Churchill came from a prestigious family with a long history of military service and joined the British Fourth Hussars upon his father’s death in 1895. During the next five years, he enjoyed an illustrious military career, serving in India, the Sudan, and South Africa, and distinguishing himself several times in battle. In 1899, he resigned his commission to concentrate on his literary and political career and in 1900 was elected to Parliament as a Conservative MP from Oldham. In 1904, he joined the Liberals, serving in a number of important posts before being appointed Britain’s First Lord of the Admiralty in 1911, where he worked to bring the British navy to a readiness for the war he foresaw.

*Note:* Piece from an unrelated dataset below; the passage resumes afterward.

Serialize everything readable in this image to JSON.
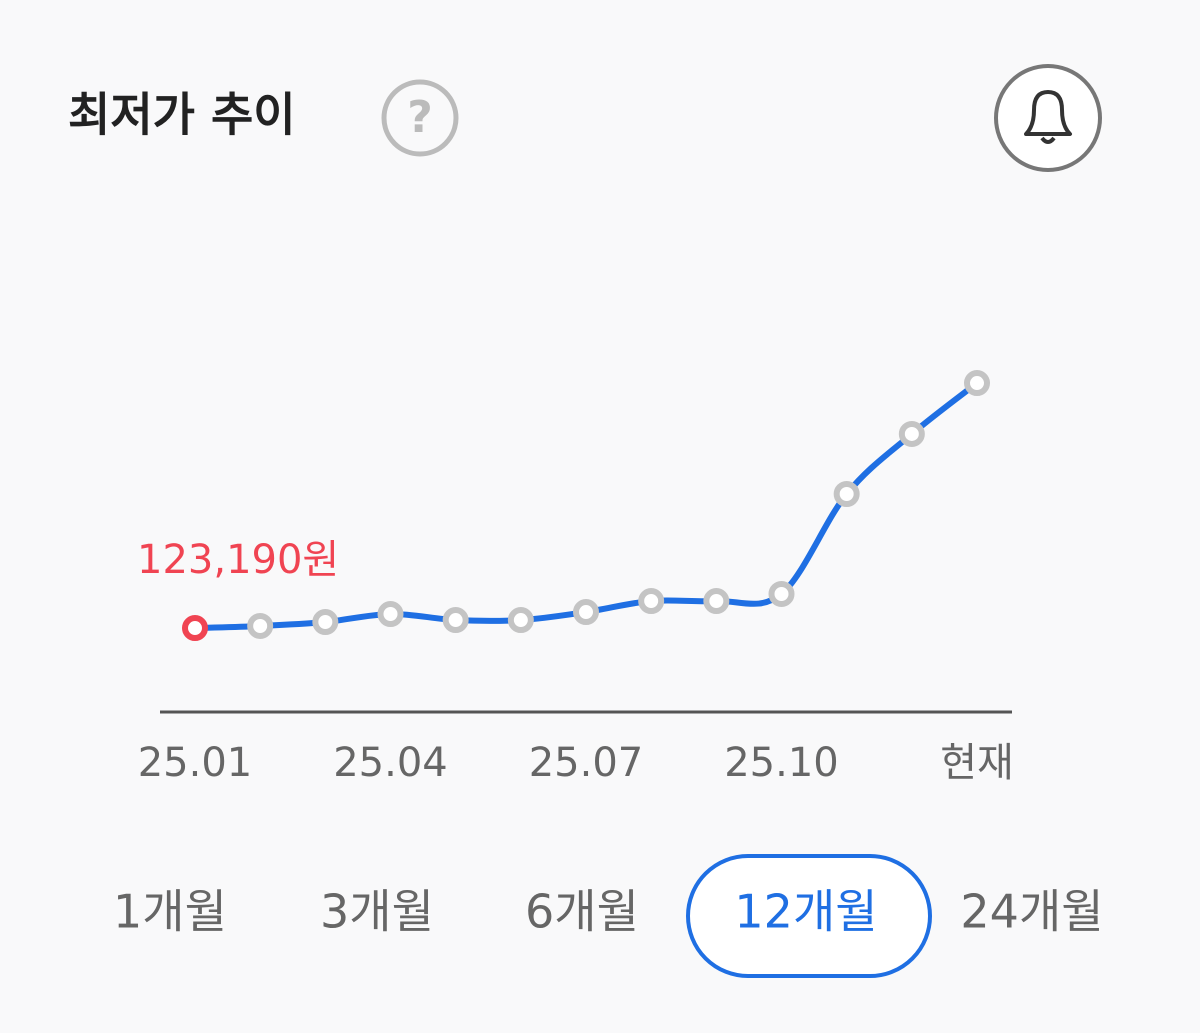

In 1915, in the second year of World War I, Churchill was held responsible for the disastrous Dardanelles and Gallipoli campaigns, and he was excluded from the war coalition government. He resigned and volunteered to command an infantry battalion in France. However, in 1917, he returned to politics as a cabinet member in the Liberal government of Lloyd George. From 1919 to 1921, he was secretary of state for war and in 1924 returned to the Conservative Party, where two years later he played a leading role in the defeat of the General Strike of 1926. Out of office from 1929 to 1939, Churchill issued unheeded warnings of the threat of German and Japanese aggression.